Des étrangers jugés responsables de cybercrimes ne pourront plus obtenir de visa américain. Marco Rubio l’a annoncé jeudi, précisant que les proches des personnes visées pourraient eux aussi être concernés par ces restrictions, selon un communiqué du State Department.
Une mesure fondée sur un pouvoir discrétionnaire déjà utilisé
Cette nouvelle politique s’appuie sur la Section 212(a)(3)(C) de l’Immigration and Nationality Act, un texte qui autorise le secrétaire d’État à refuser l’entrée sur le territoire à tout étranger dont l’admission entraînerait, selon son appréciation, des conséquences jugées graves pour la politique étrangère américaine. Ce même fondement juridique a servi de base à plusieurs annonces récentes de Rubio, notamment le 16 juillet, lorsqu’il avait dévoilé des restrictions visant des personnes liées à des groupes qualifiés de « terroristes d’extrême gauche ». Le secrétaire d’État avait alors écrit sur X que « ceux qui financent, incitent ou aident ces réseaux sont des ennemis de notre civilisation ».
Selon le communiqué relayé par plusieurs médias, la nouvelle mesure cible les individus « responsables ou complices » de cybercrimes et de crimes facilités par le numérique. Le texte ne détaille pas, pour l’instant, de liste nominative de personnes ou d’organisations visées.
Une administration engagée sur plusieurs fronts migratoires
Cette annonce s’ajoute à une série de politiques de restriction de visas prises depuis le début de l’année par le département d’État. En mars 2025 déjà, une mesure similaire avait visé les fonctionnaires étrangers accusés de faciliter l’immigration illégale vers les États-Unis. En mai de la même année, une autre politique s’était attaquée aux officiels étrangers jugés complices de « censure » envers des plateformes américaines.
Le choix de recourir systématiquement à ce mécanisme législatif, plutôt qu’à des sanctions pénales classiques, permet à l’administration d’agir rapidement et sans procédure judiciaire préalable. Un ancien responsable du département d’État, cité anonymement par la presse américaine, avait souligné à propos d’une mesure comparable que la formulation large de cette disposition légale « passe probablement le cap juridique », tout en s’interrogeant sur la définition retenue des « conséquences adverses ».

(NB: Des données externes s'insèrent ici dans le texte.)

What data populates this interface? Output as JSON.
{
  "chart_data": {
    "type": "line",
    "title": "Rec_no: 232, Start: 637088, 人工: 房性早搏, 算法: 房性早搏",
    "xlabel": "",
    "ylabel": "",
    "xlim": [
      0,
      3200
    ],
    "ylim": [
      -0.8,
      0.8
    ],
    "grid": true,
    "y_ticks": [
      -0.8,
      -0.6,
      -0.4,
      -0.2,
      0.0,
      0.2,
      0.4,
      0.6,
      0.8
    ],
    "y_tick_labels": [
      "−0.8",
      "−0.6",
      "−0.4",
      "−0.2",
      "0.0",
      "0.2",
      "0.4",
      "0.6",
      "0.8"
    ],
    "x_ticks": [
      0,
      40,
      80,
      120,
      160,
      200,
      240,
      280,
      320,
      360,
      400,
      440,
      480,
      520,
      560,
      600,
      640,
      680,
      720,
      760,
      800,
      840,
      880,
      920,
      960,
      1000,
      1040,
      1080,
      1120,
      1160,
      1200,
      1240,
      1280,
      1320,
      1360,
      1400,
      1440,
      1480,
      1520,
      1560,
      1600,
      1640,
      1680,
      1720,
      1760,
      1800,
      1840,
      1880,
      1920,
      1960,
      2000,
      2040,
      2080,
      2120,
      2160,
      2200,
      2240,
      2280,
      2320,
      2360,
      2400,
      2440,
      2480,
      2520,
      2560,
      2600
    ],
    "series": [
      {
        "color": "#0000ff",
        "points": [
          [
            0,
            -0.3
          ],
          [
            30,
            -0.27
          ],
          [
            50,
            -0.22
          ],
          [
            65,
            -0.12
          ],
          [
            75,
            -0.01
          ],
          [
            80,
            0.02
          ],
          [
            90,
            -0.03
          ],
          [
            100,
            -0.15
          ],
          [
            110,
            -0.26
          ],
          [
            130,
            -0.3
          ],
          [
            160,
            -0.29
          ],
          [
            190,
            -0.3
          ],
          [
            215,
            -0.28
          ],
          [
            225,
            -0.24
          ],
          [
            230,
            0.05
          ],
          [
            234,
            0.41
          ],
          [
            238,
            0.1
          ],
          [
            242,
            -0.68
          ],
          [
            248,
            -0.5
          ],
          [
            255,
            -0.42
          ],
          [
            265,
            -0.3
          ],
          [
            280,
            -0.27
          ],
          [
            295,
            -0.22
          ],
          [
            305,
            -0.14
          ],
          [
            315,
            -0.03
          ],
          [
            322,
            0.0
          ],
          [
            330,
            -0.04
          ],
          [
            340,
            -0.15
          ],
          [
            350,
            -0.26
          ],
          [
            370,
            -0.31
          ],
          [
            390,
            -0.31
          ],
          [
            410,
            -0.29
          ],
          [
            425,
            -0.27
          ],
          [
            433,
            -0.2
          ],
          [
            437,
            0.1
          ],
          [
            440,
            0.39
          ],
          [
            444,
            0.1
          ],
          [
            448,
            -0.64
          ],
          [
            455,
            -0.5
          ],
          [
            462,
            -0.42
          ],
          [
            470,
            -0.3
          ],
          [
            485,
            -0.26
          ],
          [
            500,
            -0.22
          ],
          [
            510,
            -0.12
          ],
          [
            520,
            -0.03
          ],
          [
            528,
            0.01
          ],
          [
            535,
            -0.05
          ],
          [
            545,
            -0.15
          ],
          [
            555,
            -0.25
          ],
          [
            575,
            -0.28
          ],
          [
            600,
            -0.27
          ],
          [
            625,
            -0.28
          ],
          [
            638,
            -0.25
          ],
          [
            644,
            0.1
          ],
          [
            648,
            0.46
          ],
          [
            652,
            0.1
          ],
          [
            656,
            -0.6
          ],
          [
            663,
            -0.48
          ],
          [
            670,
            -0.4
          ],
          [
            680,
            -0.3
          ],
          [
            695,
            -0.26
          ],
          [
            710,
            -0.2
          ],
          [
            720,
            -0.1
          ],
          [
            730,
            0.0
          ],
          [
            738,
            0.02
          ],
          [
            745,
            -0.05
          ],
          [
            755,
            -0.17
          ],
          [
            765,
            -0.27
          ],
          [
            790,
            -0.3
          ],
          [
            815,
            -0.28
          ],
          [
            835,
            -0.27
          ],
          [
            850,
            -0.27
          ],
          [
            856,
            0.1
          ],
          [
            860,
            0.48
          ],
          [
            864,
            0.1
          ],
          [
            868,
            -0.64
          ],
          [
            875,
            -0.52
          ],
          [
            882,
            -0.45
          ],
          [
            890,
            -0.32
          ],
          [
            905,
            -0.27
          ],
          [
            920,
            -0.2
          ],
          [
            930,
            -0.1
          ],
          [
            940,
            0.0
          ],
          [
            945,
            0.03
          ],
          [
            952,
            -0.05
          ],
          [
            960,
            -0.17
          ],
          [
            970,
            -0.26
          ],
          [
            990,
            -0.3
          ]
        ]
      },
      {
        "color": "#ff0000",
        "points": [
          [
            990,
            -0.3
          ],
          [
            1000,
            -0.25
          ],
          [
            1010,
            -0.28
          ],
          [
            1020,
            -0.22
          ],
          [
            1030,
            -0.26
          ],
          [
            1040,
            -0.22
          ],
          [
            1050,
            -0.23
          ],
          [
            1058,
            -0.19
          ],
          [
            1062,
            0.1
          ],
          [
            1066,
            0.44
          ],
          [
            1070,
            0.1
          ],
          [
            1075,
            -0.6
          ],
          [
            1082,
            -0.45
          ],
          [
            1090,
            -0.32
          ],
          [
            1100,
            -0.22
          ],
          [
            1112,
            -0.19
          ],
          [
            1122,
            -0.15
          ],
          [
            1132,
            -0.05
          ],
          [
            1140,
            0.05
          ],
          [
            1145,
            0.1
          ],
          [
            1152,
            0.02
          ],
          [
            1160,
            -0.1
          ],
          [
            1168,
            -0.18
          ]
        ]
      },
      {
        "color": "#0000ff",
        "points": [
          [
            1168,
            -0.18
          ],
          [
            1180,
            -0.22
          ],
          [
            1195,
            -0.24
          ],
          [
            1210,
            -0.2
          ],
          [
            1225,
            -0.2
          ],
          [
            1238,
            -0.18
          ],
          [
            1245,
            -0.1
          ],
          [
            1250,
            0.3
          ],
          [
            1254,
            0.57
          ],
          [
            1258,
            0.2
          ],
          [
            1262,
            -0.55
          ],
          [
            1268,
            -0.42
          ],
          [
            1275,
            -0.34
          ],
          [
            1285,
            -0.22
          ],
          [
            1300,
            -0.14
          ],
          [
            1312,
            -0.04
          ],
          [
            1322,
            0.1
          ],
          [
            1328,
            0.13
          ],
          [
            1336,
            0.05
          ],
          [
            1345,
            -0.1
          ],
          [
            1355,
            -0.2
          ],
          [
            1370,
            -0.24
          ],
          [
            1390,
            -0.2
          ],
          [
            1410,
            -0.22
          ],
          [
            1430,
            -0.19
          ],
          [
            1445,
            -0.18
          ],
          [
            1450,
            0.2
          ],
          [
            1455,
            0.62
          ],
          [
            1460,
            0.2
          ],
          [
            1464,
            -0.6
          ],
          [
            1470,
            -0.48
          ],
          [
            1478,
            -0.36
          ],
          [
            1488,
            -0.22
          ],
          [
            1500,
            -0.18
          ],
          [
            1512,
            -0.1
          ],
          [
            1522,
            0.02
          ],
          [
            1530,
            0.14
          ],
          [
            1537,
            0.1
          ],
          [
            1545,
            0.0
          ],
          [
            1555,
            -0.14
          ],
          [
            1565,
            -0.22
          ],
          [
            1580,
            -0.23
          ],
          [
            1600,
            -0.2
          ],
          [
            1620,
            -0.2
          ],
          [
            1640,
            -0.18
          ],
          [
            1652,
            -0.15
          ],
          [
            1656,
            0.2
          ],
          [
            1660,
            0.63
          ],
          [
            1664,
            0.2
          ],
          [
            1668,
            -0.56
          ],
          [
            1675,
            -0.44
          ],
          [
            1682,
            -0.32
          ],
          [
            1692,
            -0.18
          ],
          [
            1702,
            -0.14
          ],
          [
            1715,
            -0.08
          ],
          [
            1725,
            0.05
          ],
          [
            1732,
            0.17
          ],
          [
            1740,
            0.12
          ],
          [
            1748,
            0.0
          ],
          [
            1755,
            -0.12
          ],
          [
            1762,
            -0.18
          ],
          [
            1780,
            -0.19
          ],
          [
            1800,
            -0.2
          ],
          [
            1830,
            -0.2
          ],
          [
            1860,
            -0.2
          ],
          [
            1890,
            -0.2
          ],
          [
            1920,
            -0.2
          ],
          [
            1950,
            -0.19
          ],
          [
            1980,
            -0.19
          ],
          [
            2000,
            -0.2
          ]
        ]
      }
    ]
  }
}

Un instrument diplomatique désormais récurrent
Les cybercrimes visés par cette politique recouvrent un champ large : fraude en ligne, escroqueries financières et exploitation numérique de citoyens américains. Le communiqué insiste sur l’impact de ces pratiques sur les familles et les enfants aux États-Unis, sans toutefois préciser de seuils ou de critères d’application chiffrés.
Depuis la création du dispositif légal invoqué, dans les années 1990, son usage était resté marginal jusqu’à son intensification récente sous plusieurs administrations successives, dans un contexte de durcissement plus général des politiques migratoires américaines. Aucune date d’entrée en vigueur précise ni liste de pays concernés n’a pour l’instant été communiquée par le département d’État.